Alors que l'argent de nos retraites s'évapore en Bourse, que des empires financiers s'écroulent et que l'économie mondiale titube vers l'abysse, il importe de mettre les choses en perspective. Posons-nous les vraies questions. En fait, la seule vraie question: le Canadien gagnera-t-il la Coupe Stanley cette saison?

Denis Arcand LA PRESSE

Si le directeur général Bob Gainey est aussi rigoureux qu'on le dit, il a sûrement passé les récents mois à scruter le graphique historique de l'indice Dow Jones (ci-contre). Et certains parieurs sportifs bien avisés ont sûrement scotché sur un mur la liste des récessions.

Si vous êtes un fan du Canadien, une analyse rigoureusement non scientifique des graphiques boursiers et économiques depuis 100 ans permet tous les espoirs, alors que viennent de commencer la récession mondiale 2008 et la saison 2008-2009 de la Ligue nationale.
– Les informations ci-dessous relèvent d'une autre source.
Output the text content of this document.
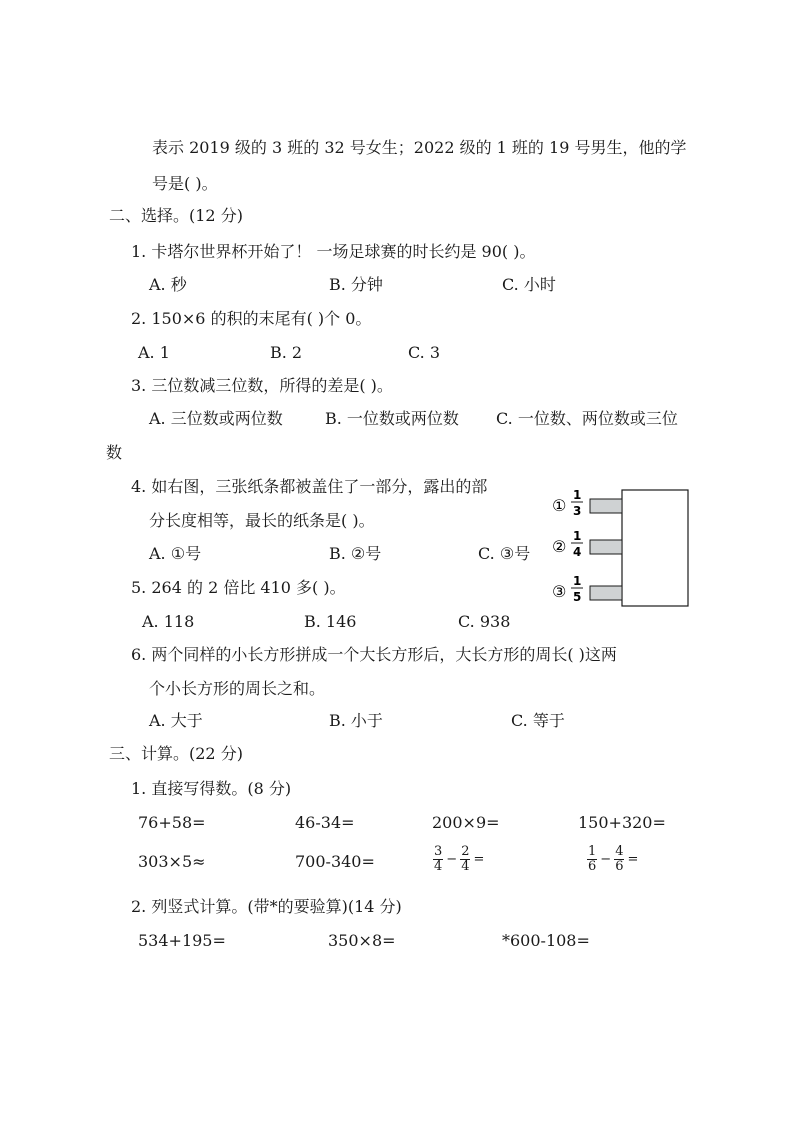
表示 2019 级的 3 班的 32 号女生；2022 级的 1 班的 19 号男生，他的学
号是( )。
二、选择。(12 分)
1. 卡塔尔世界杯开始了！ 一场足球赛的时长约是 90( )。
A. 秒	B. 分钟	C. 小时
2. 150×6 的积的末尾有( )个 0。
A. 1	B. 2	C. 3
3. 三位数减三位数，所得的差是( )。
A. 三位数或两位数	B. 一位数或两位数 C. 一位数、两位数或三位
数
4. 如右图，三张纸条都被盖住了一部分，露出的部
分长度相等，最长的纸条是( )。
A. ①号	B. ②号	C. ③号
5. 264 的 2 倍比 410 多( )。
A. 118	B. 146	C. 938
6. 两个同样的小长方形拼成一个大长方形后，大长方形的周长( )这两
个小长方形的周长之和。
A. 大于	B. 小于	C. 等于
①
1
3
②
1
4
③
1
5
三、计算。(22 分)
1. 直接写得数。(8 分)
76+58=	46-34=	200×9=	150+320=
303×5≈	700-340=	$\frac{3}{4} - \frac{2}{4}$ =	$\frac{1}{6} - \frac{4}{6}$ =
2. 列竖式计算。(带*的要验算)(14 分)
534+195=	350×8=	*600-108=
En effet, un coup d'oeil à l'indice Dow Jones depuis la première saison du Canadien, en 1909 montre que les dépressions et récessions mondiales sont un environnement propice aux défilés printaniers sur la Main.

En fait, il est arrivé huit fois, au XXe siècle, que le Canadien gagne la Coupe Stanley durant une récession mondiale.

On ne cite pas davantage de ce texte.